MS NOW host Catherine Rampell took a sharp jab at President Donald Trump on Sunday for skipping the annual Conservative Political Action Conference (CPAC) convention for the first time in nearly a decade, suggesting he did so to avoid embarrassing optics tied to his “obsession” with crowd sizes.
“If we know anything about Donald Trump, it is his obsession with a handful of fairly specific things: gold plating, the Village People, and of course, crowd sizes. So you can only imagine how he must feel seeing this split screen,” Rampell said on MS NOW’s “The Weekend Primetime,” queuing up a split-screen video of the massive No Kings rallies and the CPAC event in Texas.

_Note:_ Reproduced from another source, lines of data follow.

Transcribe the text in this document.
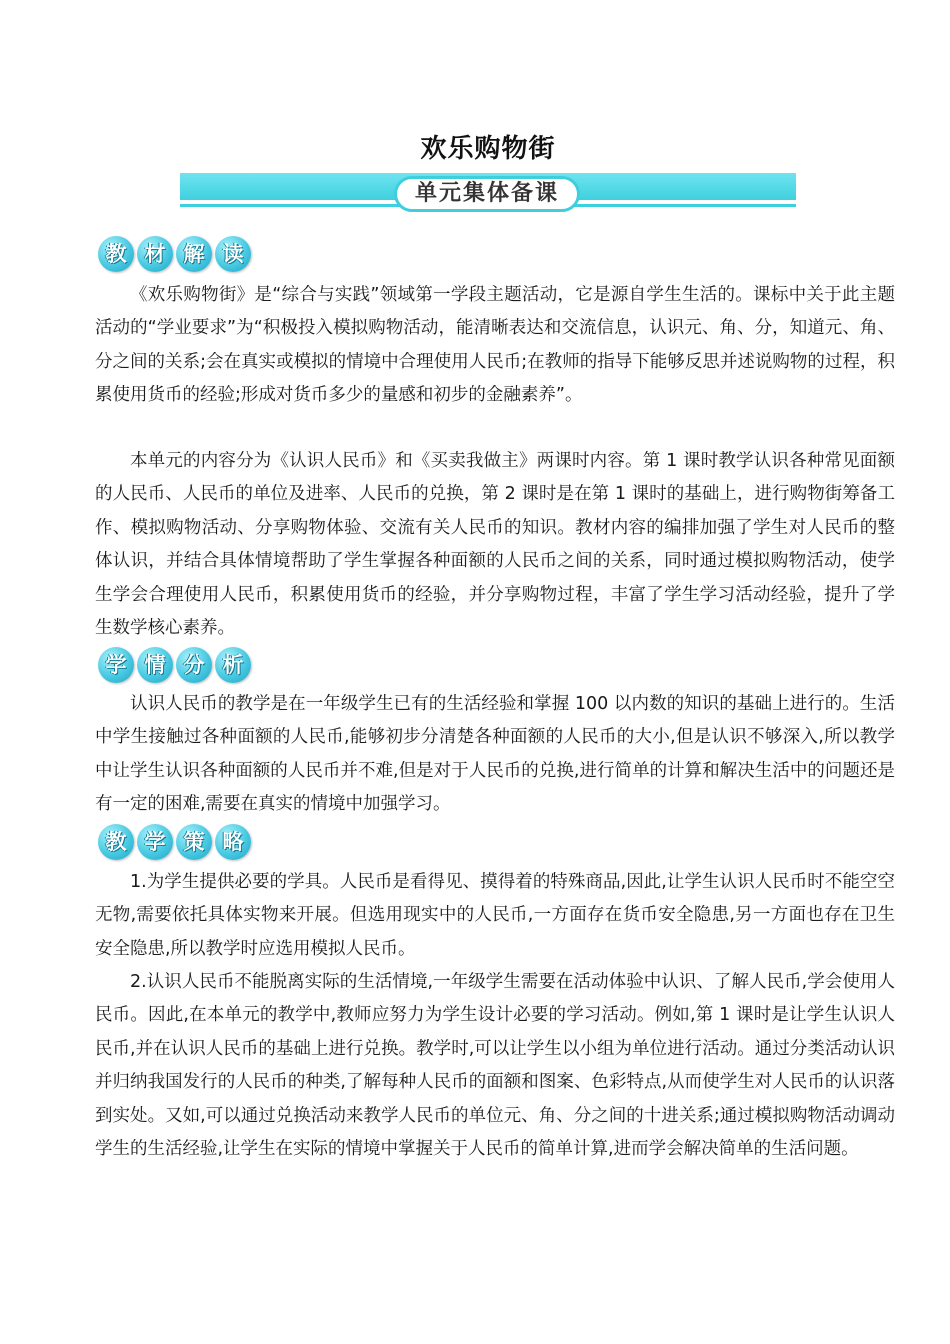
欢乐购物街
单元集体备课
教 材 解 读

《欢乐购物街》是“综合与实践”领域第一学段主题活动，它是源自学生生活的。课标中关于此主题活动的“学业要求”为“积极投入模拟购物活动，能清晰表达和交流信息，认识元、角、分，知道元、角、分之间的关系;会在真实或模拟的情境中合理使用人民币;在教师的指导下能够反思并述说购物的过程，积累使用货币的经验;形成对货币多少的量感和初步的金融素养”。

本单元的内容分为《认识人民币》和《买卖我做主》两课时内容。第 1 课时教学认识各种常见面额的人民币、人民币的单位及进率、人民币的兑换，第 2 课时是在第 1 课时的基础上，进行购物街筹备工作、模拟购物活动、分享购物体验、交流有关人民币的知识。教材内容的编排加强了学生对人民币的整体认识，并结合具体情境帮助了学生掌握各种面额的人民币之间的关系，同时通过模拟购物活动，使学生学会合理使用人民币，积累使用货币的经验，并分享购物过程，丰富了学生学习活动经验，提升了学生数学核心素养。

学 情 分 析

认识人民币的教学是在一年级学生已有的生活经验和掌握 100 以内数的知识的基础上进行的。生活中学生接触过各种面额的人民币,能够初步分清楚各种面额的人民币的大小,但是认识不够深入,所以教学中让学生认识各种面额的人民币并不难,但是对于人民币的兑换,进行简单的计算和解决生活中的问题还是有一定的困难,需要在真实的情境中加强学习。

教 学 策 略

1.为学生提供必要的学具。人民币是看得见、摸得着的特殊商品,因此,让学生认识人民币时不能空空无物,需要依托具体实物来开展。但选用现实中的人民币,一方面存在货币安全隐患,另一方面也存在卫生安全隐患,所以教学时应选用模拟人民币。

2.认识人民币不能脱离实际的生活情境,一年级学生需要在活动体验中认识、了解人民币,学会使用人民币。因此,在本单元的教学中,教师应努力为学生设计必要的学习活动。例如,第 1 课时是让学生认识人民币,并在认识人民币的基础上进行兑换。教学时,可以让学生以小组为单位进行活动。通过分类活动认识并归纳我国发行的人民币的种类,了解每种人民币的面额和图案、色彩特点,从而使学生对人民币的认识落到实处。又如,可以通过兑换活动来教学人民币的单位元、角、分之间的十进关系;通过模拟购物活动调动学生的生活经验,让学生在实际的情境中掌握关于人民币的简单计算,进而学会解决简单的生活问题。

“On the left side, you have the absolutely massive No Kings day protests which took over small towns, big cities all over the place, all around the world. Organizers say at least eight million people showed up. And then on the right side of your screen you have CPAC. Womp, womp. Notice a difference?”
This year’s CPAC conference notably does not have either Trump or any of his children speaking at the event, often a strong draw for conservatives to attend the event. Turnout appears to have suffered as a result, Mother Jones reported.
“It’s sh----,” said GOP delegate Warner Kimo Sutton of the event’s turnout, speaking with Mother Jones. “Last time this place was packed.”